The report found that the more books there are in a young person's home, the higher the average scores in science, civics, and history, all reading-based subjects. The report notes that average annual household spending on books, adjusted for inflation, dropped 14 percent between 1985 and 2005, and that consumer book sales declined 6 percent from 2000 to 2006.
The report does not explain why youth reading has declined, but Gioia said he suspects three main reasons: "First, something is not happening in our educational system. Second, we are surrounded by nonstop media, but for the most part it does not acknowledge reading. When the media made a celebrity of J.K. Rowling, 10 million people bought her book. Oprah Winfrey put 'Anna Karenina' on the best-seller list. Third, our lives are completely cluttered with a million gadgets."
Indeed, the report suggests that multitasking is a factor. It found that more than half of middle and high school students use other media most or some of the time while reading, and that 20 percent of the time they spend reading they are also watching TV, playing video games, sending messages, or otherwise using a computer.
Besides plotting statistical trends, the report cites economic consequences. Seventy-two percent of employers rated high school graduates deficient in writing, and 38 percent cited reading deficiency. One out of five American workers reads at a lower level than necessary to do his or her job. Not surprisingly, proficient readers are more likely to attain management jobs and higher incomes.
Possibly the most striking finding is that, regardless of income, levels of reading for pleasure correlate closely with levels of social life, voting, and political activism, participation in culture and fine arts, volunteerism, charity work, and even regular exercise.
"The poorest Americans who read did twice as much volunteering and charity work as the richest who did not read," Gioia said. "The habit of regular reading awakens something inside a person that makes him or her take their own life more seriously and at the same time develops the sense that other people's lives are real."

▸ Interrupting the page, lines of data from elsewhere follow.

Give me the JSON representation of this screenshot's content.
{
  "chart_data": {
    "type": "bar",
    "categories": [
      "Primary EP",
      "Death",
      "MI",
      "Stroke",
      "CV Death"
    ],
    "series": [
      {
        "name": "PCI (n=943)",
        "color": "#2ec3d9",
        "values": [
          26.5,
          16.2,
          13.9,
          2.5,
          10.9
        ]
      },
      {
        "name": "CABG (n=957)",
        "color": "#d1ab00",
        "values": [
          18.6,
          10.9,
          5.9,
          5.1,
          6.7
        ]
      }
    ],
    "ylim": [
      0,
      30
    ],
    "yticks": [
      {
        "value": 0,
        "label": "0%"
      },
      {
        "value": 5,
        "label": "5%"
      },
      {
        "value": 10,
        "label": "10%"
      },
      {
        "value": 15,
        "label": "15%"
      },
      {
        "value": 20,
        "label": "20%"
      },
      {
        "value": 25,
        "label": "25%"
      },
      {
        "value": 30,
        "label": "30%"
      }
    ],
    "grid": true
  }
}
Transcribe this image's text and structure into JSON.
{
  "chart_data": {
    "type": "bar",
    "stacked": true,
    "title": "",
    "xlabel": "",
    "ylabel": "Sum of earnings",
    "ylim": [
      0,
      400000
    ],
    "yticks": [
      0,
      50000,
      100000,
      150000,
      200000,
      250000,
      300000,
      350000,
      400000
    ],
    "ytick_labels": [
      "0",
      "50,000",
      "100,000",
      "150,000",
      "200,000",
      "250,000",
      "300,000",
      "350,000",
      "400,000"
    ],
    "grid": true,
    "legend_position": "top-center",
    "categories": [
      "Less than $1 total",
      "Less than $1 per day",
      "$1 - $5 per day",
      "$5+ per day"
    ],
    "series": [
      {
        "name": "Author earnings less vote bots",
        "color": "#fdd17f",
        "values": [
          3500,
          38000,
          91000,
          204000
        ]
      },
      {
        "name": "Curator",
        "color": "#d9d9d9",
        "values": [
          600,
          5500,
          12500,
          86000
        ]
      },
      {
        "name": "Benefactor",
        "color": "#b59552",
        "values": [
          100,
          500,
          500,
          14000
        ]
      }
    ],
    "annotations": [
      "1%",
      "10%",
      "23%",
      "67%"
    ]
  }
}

That finding confirms previous studies, said Timothy Shanahan, an education professor at the University of Illinois at Chicago and past president of the International Reading Association. "If you're low in reading ability, not only would you not read the newspaper, but you won't watch news on TV or listen to it on radio," Shanahan said. "You're less likely to take part in activities like sports or church. Being low in literacy is self-isolating, tends to push you out of culture altogether."
Patricia S. Schroeder, president and chief executive of the Association of American Publishers, said part of the problem could be that adults can make children feel that reading is a duty. A common complaint she hears from children and young adults is that few books relate to their lives or interests. "Reading is not really easy," she said, "unless they get into something they want to read about."